Now that the infection is overwhelmingly widespread in India, is it even possible to do surveillance, to break the chains of transmission when it does seem that the virus has overtaken human efforts of stemming it?

Sure. There are ways of doing things more effectively, even at high prevalence levels. We have a paper on that coming out soon, so you will have to wait a bit. But again, a lot of this comes down to whether we have an active learning agenda in place to get at this. Remember that our positivity rate at the country level is still at 8%, so for each positive person we are detecting, we are testing 12 people. Even increasing the efficiency of that by a bit would be huge.

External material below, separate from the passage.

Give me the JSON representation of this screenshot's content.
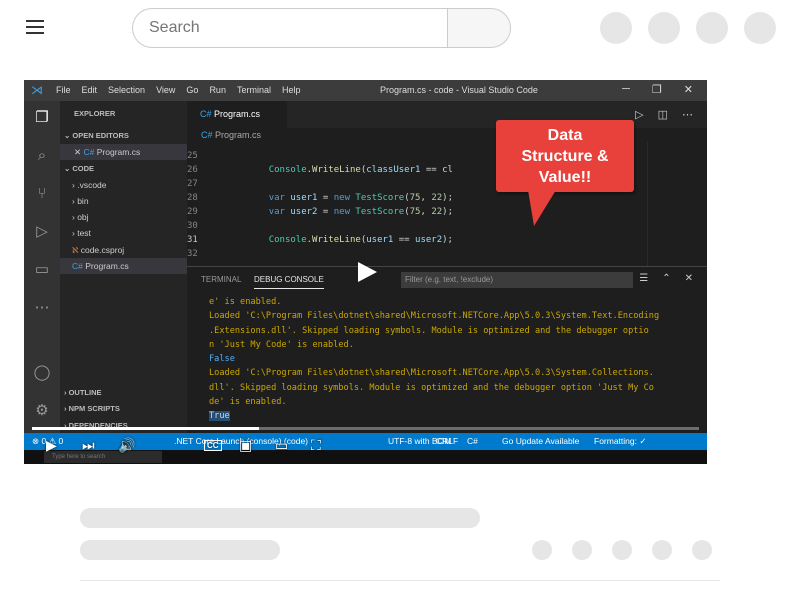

How has your study taken care to not mix up ‘asymptomatic’ and ‘presymptomatic’, given that it is possible that someone asymptomatic today turns symptomatic tomorrow?

No, we have no way of knowing from these data who is asymptomatic versus presymptomatic, since that would require further merging of these data with hospital records for each person. We don’t have access to these. Having said that, [there are] two things: There was one study in India that showed that a lot of asymptomatic patients at the time of testing continue to remain asymptomatic throughout their illness. Second, since these are people who are positive at the time of testing, for infection dynamics, it may matter a bit less--what is critical is to catch them at the time they are infectious.